We all want to be happy, don’t we? In fact, in a way, we’re all somewhat hedonistic. We see happiness as the ultimate goal. We think this is the best that we can get in this life. There are so many people desperate for happiness that they will fill their bodies with drugs, legal and illegal, just to feel happiness again. Happiness is a beautiful thing, I don’t deny it. It is wonderful to be happy. But maybe we’re all too eager to silence the sorrow we inevitably face in this life.
Because it is through sorrow that we discover our emptiness and so are driven to Christ.
Sorrow reminds us that we do not have enough within ourselves to survive.
Sorrow erases all pretensions of self-sufficiency and we are left with the brutal honesty of our complete inability to make everything right.
Sorrow makes us realize that all happiness is a precious gift from God, that any joy we have is only because of His grace, because we have nothing to offer of our own.
Sorrow allows us to cry with a suffering friend, it is sorrow which unites all mankind and gives us this common identity as fellow wanderers in this life which can be so dark.

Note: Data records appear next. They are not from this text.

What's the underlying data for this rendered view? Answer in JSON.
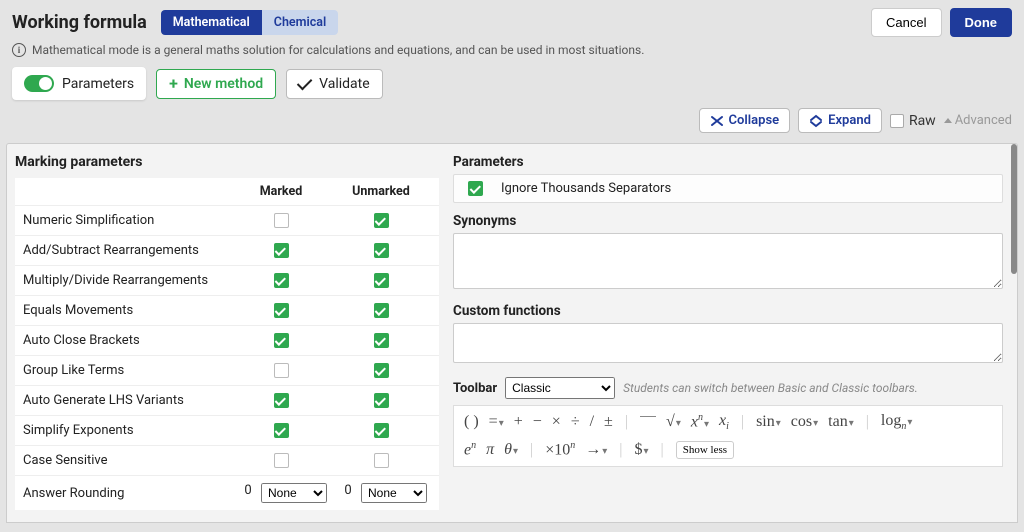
{
  "header": {
    "title": "Working formula",
    "tabs": {
      "math": "Mathematical",
      "chem": "Chemical"
    },
    "cancel": "Cancel",
    "done": "Done"
  },
  "info": {
    "text": "Mathematical mode is a general maths solution for calculations and equations, and can be used in most situations."
  },
  "row2": {
    "parameters": "Parameters",
    "new_method": "New method",
    "validate": "Validate"
  },
  "row3": {
    "collapse": "Collapse",
    "expand": "Expand",
    "raw": "Raw",
    "advanced": "Advanced"
  },
  "marking": {
    "title": "Marking parameters",
    "col_marked": "Marked",
    "col_unmarked": "Unmarked",
    "rows": [
      {
        "label": "Numeric Simplification",
        "marked": false,
        "unmarked": true
      },
      {
        "label": "Add/Subtract Rearrangements",
        "marked": true,
        "unmarked": true
      },
      {
        "label": "Multiply/Divide Rearrangements",
        "marked": true,
        "unmarked": true
      },
      {
        "label": "Equals Movements",
        "marked": true,
        "unmarked": true
      },
      {
        "label": "Auto Close Brackets",
        "marked": true,
        "unmarked": true
      },
      {
        "label": "Group Like Terms",
        "marked": false,
        "unmarked": true
      },
      {
        "label": "Auto Generate LHS Variants",
        "marked": true,
        "unmarked": true
      },
      {
        "label": "Simplify Exponents",
        "marked": true,
        "unmarked": true
      },
      {
        "label": "Case Sensitive",
        "marked": false,
        "unmarked": false
      }
    ],
    "rounding": {
      "label": "Answer Rounding",
      "marked_value": "0",
      "marked_select": "None",
      "unmarked_value": "0",
      "unmarked_select": "None"
    }
  },
  "right": {
    "parameters_label": "Parameters",
    "ignore_thousands": "Ignore Thousands Separators",
    "synonyms_label": "Synonyms",
    "custom_label": "Custom functions",
    "toolbar_label": "Toolbar",
    "toolbar_select": "Classic",
    "toolbar_hint": "Students can switch between Basic and Classic toolbars.",
    "showless": "Show less",
    "math": {
      "paren": "( )",
      "eq": "=",
      "plus": "+",
      "minus": "−",
      "times": "×",
      "div": "÷",
      "slash": "/",
      "pm": "±",
      "sqrt": "√",
      "xn": "x",
      "xn_sup": "n",
      "xi": "x",
      "xi_sub": "i",
      "sin": "sin",
      "cos": "cos",
      "tan": "tan",
      "log": "log",
      "log_sub": "n",
      "en": "e",
      "en_sup": "n",
      "pi": "π",
      "theta": "θ",
      "times10n": "×10",
      "times10n_sup": "n",
      "arrow": "→",
      "dollar": "$"
    }
  },
  "colors": {
    "primary": "#1f3b9b",
    "green": "#2fa84f",
    "panel_bg": "#f3f3f3",
    "page_bg": "#e4e4e4"
  }
}
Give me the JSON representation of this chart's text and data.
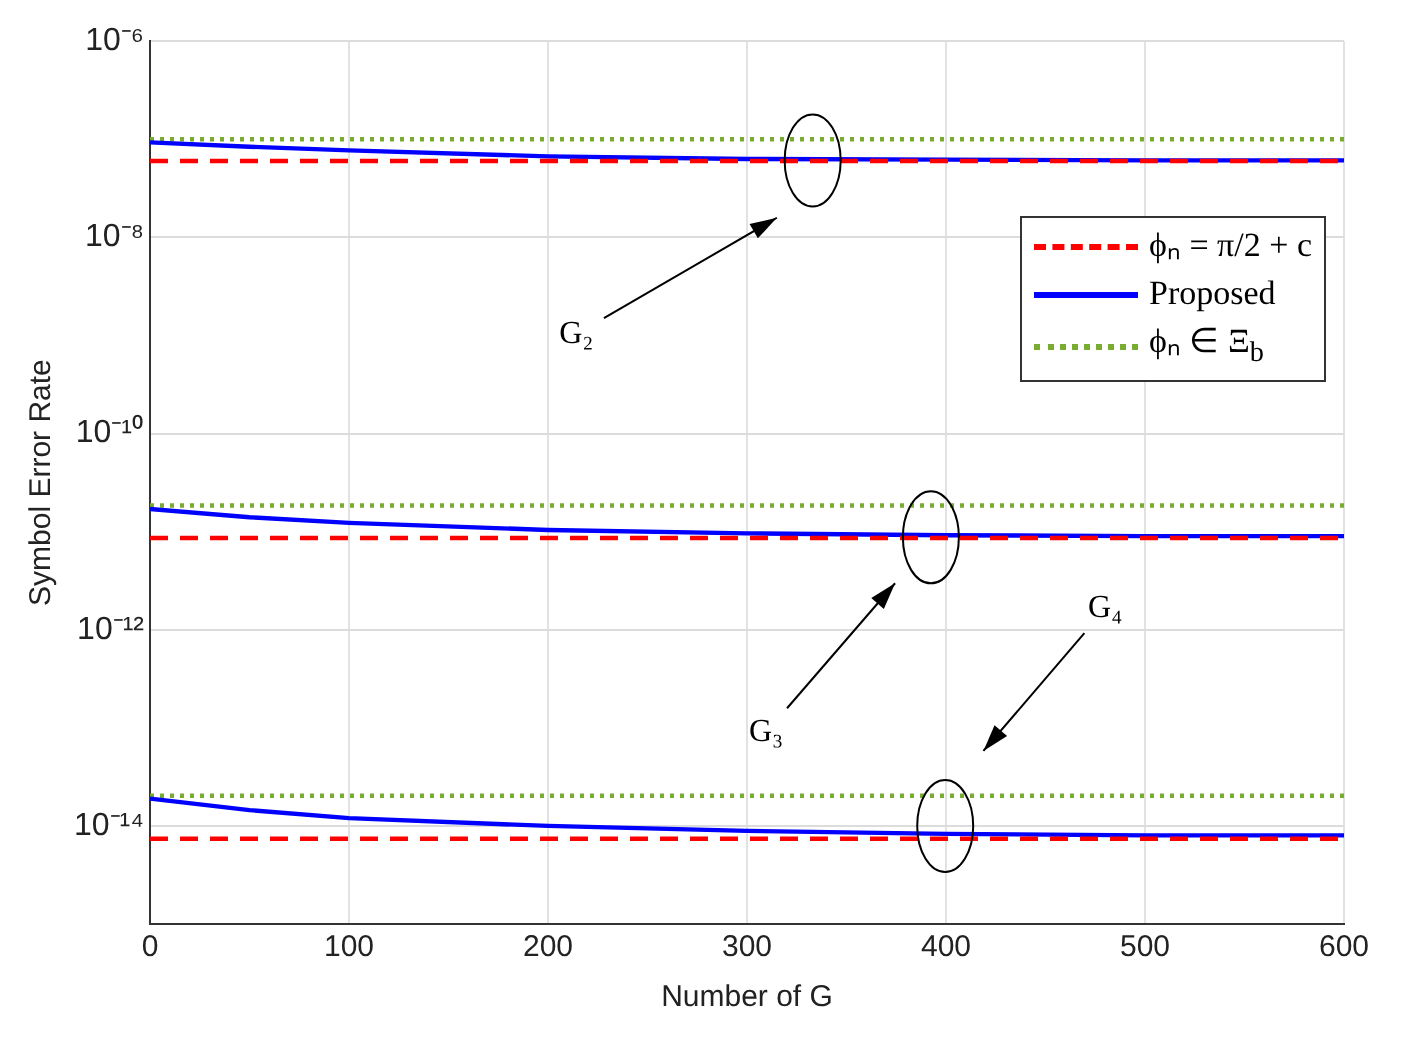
{
  "chart_data": {
    "type": "line",
    "xlabel": "Number of G",
    "ylabel": "Symbol Error Rate",
    "xlim": [
      0,
      600
    ],
    "xticks": [
      0,
      100,
      200,
      300,
      400,
      500,
      600
    ],
    "ylim": [
      1e-15,
      1e-06
    ],
    "log": "y",
    "yticks": [
      {
        "value": 1e-14,
        "label": "10⁻¹⁴"
      },
      {
        "value": 1e-12,
        "label": "10⁻¹²"
      },
      {
        "value": 1e-10,
        "label": "10⁻¹⁰"
      },
      {
        "value": 1e-08,
        "label": "10⁻⁸"
      },
      {
        "value": 1e-06,
        "label": "10⁻⁶"
      }
    ],
    "grid": true,
    "legend": "top right",
    "marker": "none",
    "series": [
      {
        "name": "ϕₙ = π/2 + c",
        "color": "#ff0000",
        "line_style": "dashed",
        "x": [
          0,
          600
        ],
        "values": [
          6e-08,
          6e-08
        ]
      },
      {
        "name": "Proposed",
        "color": "#0000ff",
        "line_style": "solid",
        "x": [
          0,
          50,
          100,
          200,
          300,
          400,
          500,
          600
        ],
        "values": [
          9.3e-08,
          8.4e-08,
          7.7e-08,
          6.7e-08,
          6.3e-08,
          6.2e-08,
          6.1e-08,
          6.1e-08
        ]
      },
      {
        "name": "ϕₙ ∈ Ξ$_{b}$",
        "color": "#77ac30",
        "line_style": "dotted",
        "x": [
          0,
          600
        ],
        "values": [
          1e-07,
          1e-07
        ]
      },
      {
        "color": "#ff0000",
        "line_style": "dashed",
        "x": [
          0,
          600
        ],
        "values": [
          8.6e-12,
          8.6e-12
        ]
      },
      {
        "color": "#0000ff",
        "line_style": "solid",
        "x": [
          0,
          50,
          100,
          200,
          300,
          400,
          500,
          600
        ],
        "values": [
          1.7e-11,
          1.4e-11,
          1.23e-11,
          1.04e-11,
          9.6e-12,
          9.2e-12,
          9e-12,
          9e-12
        ]
      },
      {
        "color": "#77ac30",
        "line_style": "dotted",
        "x": [
          0,
          600
        ],
        "values": [
          1.85e-11,
          1.85e-11
        ]
      },
      {
        "color": "#ff0000",
        "line_style": "dashed",
        "x": [
          0,
          600
        ],
        "values": [
          7.4e-15,
          7.4e-15
        ]
      },
      {
        "color": "#0000ff",
        "line_style": "solid",
        "x": [
          0,
          50,
          100,
          200,
          300,
          400,
          500,
          600
        ],
        "values": [
          1.9e-14,
          1.45e-14,
          1.2e-14,
          1e-14,
          8.9e-15,
          8.3e-15,
          8e-15,
          8e-15
        ]
      },
      {
        "color": "#77ac30",
        "line_style": "dotted",
        "x": [
          0,
          600
        ],
        "values": [
          2.03e-14,
          2.03e-14
        ]
      }
    ],
    "annotations": [
      "G₂",
      "G₃",
      "G₄"
    ]
  }
}
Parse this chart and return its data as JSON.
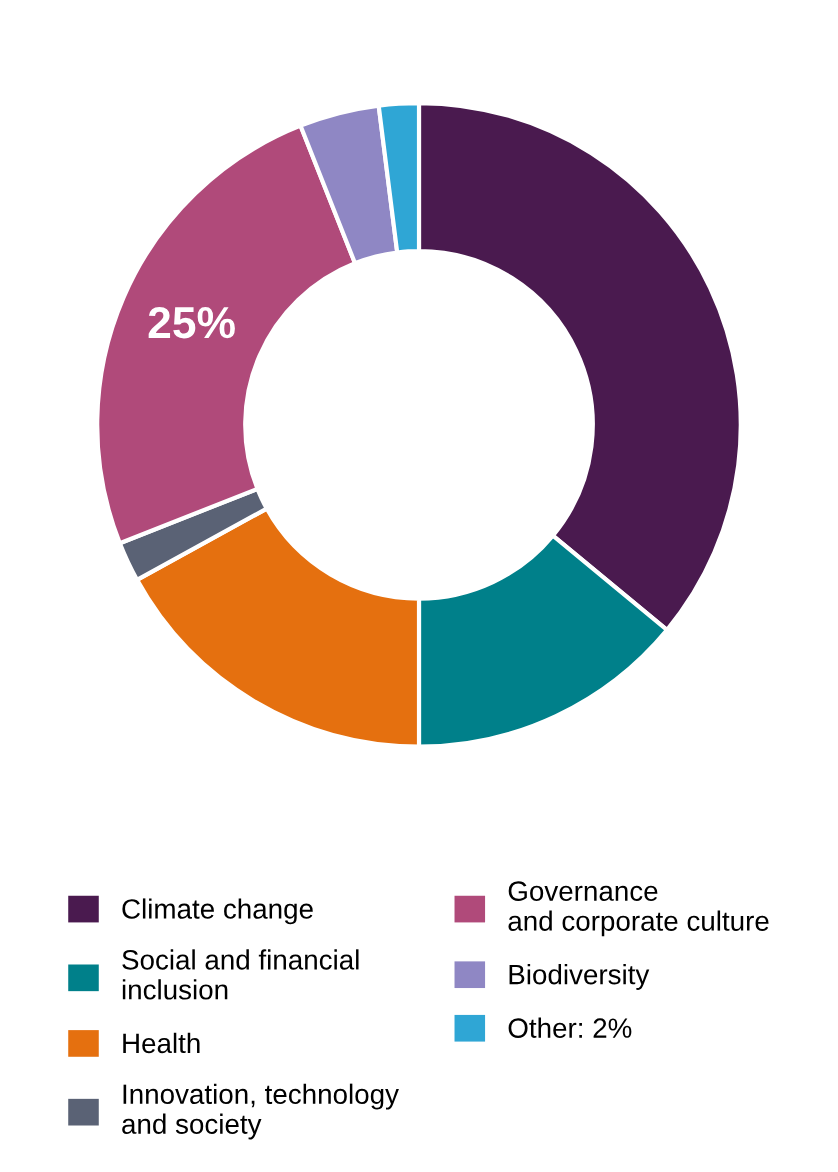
{
  "chart_data": {
    "type": "donut",
    "categories": [
      "Climate change",
      "Social and financial\ninclusion",
      "Health",
      "Innovation, technology\nand society",
      "Governance\nand corporate culture",
      "Biodiversity",
      "Other: 2%"
    ],
    "values": [
      36,
      14,
      17,
      2,
      25,
      4,
      2
    ],
    "colors": [
      "#4a1a4f",
      "#00808a",
      "#e5700f",
      "#5a6275",
      "#b04a7a",
      "#8f87c4",
      "#2fa6d5"
    ],
    "value_labels": [
      null,
      null,
      null,
      null,
      "25%",
      null,
      null
    ],
    "legend": "bottom"
  }
}
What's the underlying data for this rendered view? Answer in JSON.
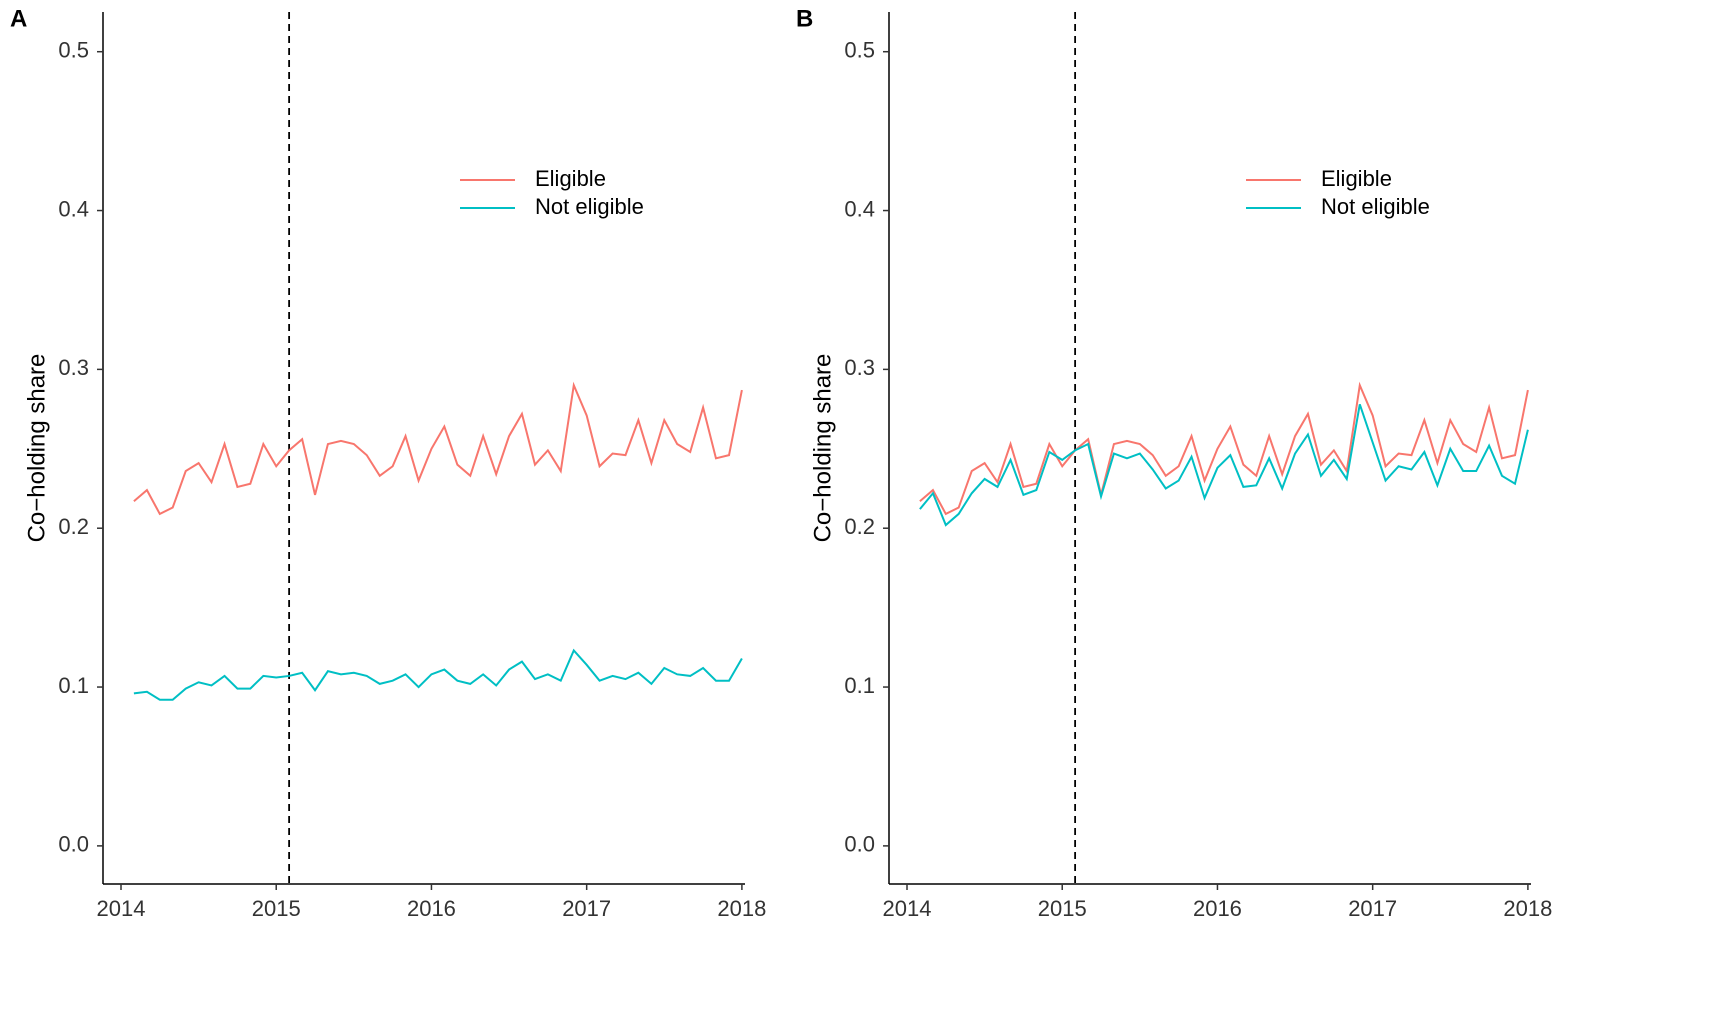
{
  "chart_data": [
    {
      "type": "line",
      "panel_label": "A",
      "y_label": "Co−holding share",
      "x": [
        2014.083,
        2014.167,
        2014.25,
        2014.333,
        2014.417,
        2014.5,
        2014.583,
        2014.667,
        2014.75,
        2014.833,
        2014.917,
        2015.0,
        2015.083,
        2015.167,
        2015.25,
        2015.333,
        2015.417,
        2015.5,
        2015.583,
        2015.667,
        2015.75,
        2015.833,
        2015.917,
        2016.0,
        2016.083,
        2016.167,
        2016.25,
        2016.333,
        2016.417,
        2016.5,
        2016.583,
        2016.667,
        2016.75,
        2016.833,
        2016.917,
        2017.0,
        2017.083,
        2017.167,
        2017.25,
        2017.333,
        2017.417,
        2017.5,
        2017.583,
        2017.667,
        2017.75,
        2017.833,
        2017.917,
        2018.0
      ],
      "series": [
        {
          "name": "Eligible",
          "color": "#F8766D",
          "values": [
            0.217,
            0.224,
            0.209,
            0.213,
            0.236,
            0.241,
            0.229,
            0.253,
            0.226,
            0.228,
            0.253,
            0.239,
            0.249,
            0.256,
            0.221,
            0.253,
            0.255,
            0.253,
            0.246,
            0.233,
            0.239,
            0.258,
            0.23,
            0.25,
            0.264,
            0.24,
            0.233,
            0.258,
            0.234,
            0.258,
            0.272,
            0.24,
            0.249,
            0.236,
            0.29,
            0.271,
            0.239,
            0.247,
            0.246,
            0.268,
            0.241,
            0.268,
            0.253,
            0.248,
            0.276,
            0.244,
            0.246,
            0.287
          ]
        },
        {
          "name": "Not eligible",
          "color": "#00BFC4",
          "values": [
            0.096,
            0.097,
            0.092,
            0.092,
            0.099,
            0.103,
            0.101,
            0.107,
            0.099,
            0.099,
            0.107,
            0.106,
            0.107,
            0.109,
            0.098,
            0.11,
            0.108,
            0.109,
            0.107,
            0.102,
            0.104,
            0.108,
            0.1,
            0.108,
            0.111,
            0.104,
            0.102,
            0.108,
            0.101,
            0.111,
            0.116,
            0.105,
            0.108,
            0.104,
            0.123,
            0.114,
            0.104,
            0.107,
            0.105,
            0.109,
            0.102,
            0.112,
            0.108,
            0.107,
            0.112,
            0.104,
            0.104,
            0.118
          ]
        }
      ],
      "xlim": [
        2013.884,
        2018.02
      ],
      "xticks": [
        2014,
        2015,
        2016,
        2017,
        2018
      ],
      "ylim": [
        -0.024,
        0.525
      ],
      "yticks": [
        {
          "value": 0,
          "label": "0.0"
        },
        0.1,
        0.2,
        0.3,
        0.4,
        0.5
      ],
      "vline": 2015.083,
      "legend": "top-right"
    },
    {
      "type": "line",
      "panel_label": "B",
      "y_label": "Co−holding share",
      "x": [
        2014.083,
        2014.167,
        2014.25,
        2014.333,
        2014.417,
        2014.5,
        2014.583,
        2014.667,
        2014.75,
        2014.833,
        2014.917,
        2015.0,
        2015.083,
        2015.167,
        2015.25,
        2015.333,
        2015.417,
        2015.5,
        2015.583,
        2015.667,
        2015.75,
        2015.833,
        2015.917,
        2016.0,
        2016.083,
        2016.167,
        2016.25,
        2016.333,
        2016.417,
        2016.5,
        2016.583,
        2016.667,
        2016.75,
        2016.833,
        2016.917,
        2017.0,
        2017.083,
        2017.167,
        2017.25,
        2017.333,
        2017.417,
        2017.5,
        2017.583,
        2017.667,
        2017.75,
        2017.833,
        2017.917,
        2018.0
      ],
      "series": [
        {
          "name": "Eligible",
          "color": "#F8766D",
          "values": [
            0.217,
            0.224,
            0.209,
            0.213,
            0.236,
            0.241,
            0.229,
            0.253,
            0.226,
            0.228,
            0.253,
            0.239,
            0.249,
            0.256,
            0.221,
            0.253,
            0.255,
            0.253,
            0.246,
            0.233,
            0.239,
            0.258,
            0.23,
            0.25,
            0.264,
            0.24,
            0.233,
            0.258,
            0.234,
            0.258,
            0.272,
            0.24,
            0.249,
            0.236,
            0.29,
            0.271,
            0.239,
            0.247,
            0.246,
            0.268,
            0.241,
            0.268,
            0.253,
            0.248,
            0.276,
            0.244,
            0.246,
            0.287
          ]
        },
        {
          "name": "Not eligible",
          "color": "#00BFC4",
          "values": [
            0.212,
            0.222,
            0.202,
            0.209,
            0.222,
            0.231,
            0.226,
            0.243,
            0.221,
            0.224,
            0.248,
            0.243,
            0.249,
            0.253,
            0.22,
            0.247,
            0.244,
            0.247,
            0.237,
            0.225,
            0.23,
            0.245,
            0.219,
            0.238,
            0.246,
            0.226,
            0.227,
            0.244,
            0.225,
            0.247,
            0.259,
            0.233,
            0.243,
            0.231,
            0.278,
            0.254,
            0.23,
            0.239,
            0.237,
            0.248,
            0.227,
            0.25,
            0.236,
            0.236,
            0.252,
            0.233,
            0.228,
            0.262
          ]
        }
      ],
      "xlim": [
        2013.884,
        2018.02
      ],
      "xticks": [
        2014,
        2015,
        2016,
        2017,
        2018
      ],
      "ylim": [
        -0.024,
        0.525
      ],
      "yticks": [
        {
          "value": 0,
          "label": "0.0"
        },
        0.1,
        0.2,
        0.3,
        0.4,
        0.5
      ],
      "vline": 2015.083,
      "legend": "top-right"
    }
  ]
}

Sorrow makes us question all the presuppositions and values we’ve held; it is sorrow which knocks the neat, tidy compartments of our mind down, it is sorrow which shatters our assumptions and forces us to rebuild ourselves again, deeper, and stronger.
Sorrow makes us wonder how many people we’ve purposefully or inadvertently wounded, it is sorrow which makes us more careful people because we know how much it can hurt.
Sorrow reminds us that this life is a journey, that we are traveling to a greater home, where there will be no tears or mourning.
I really like this! It shows how dependent we are on God. I never thought of sorrow quite this way before.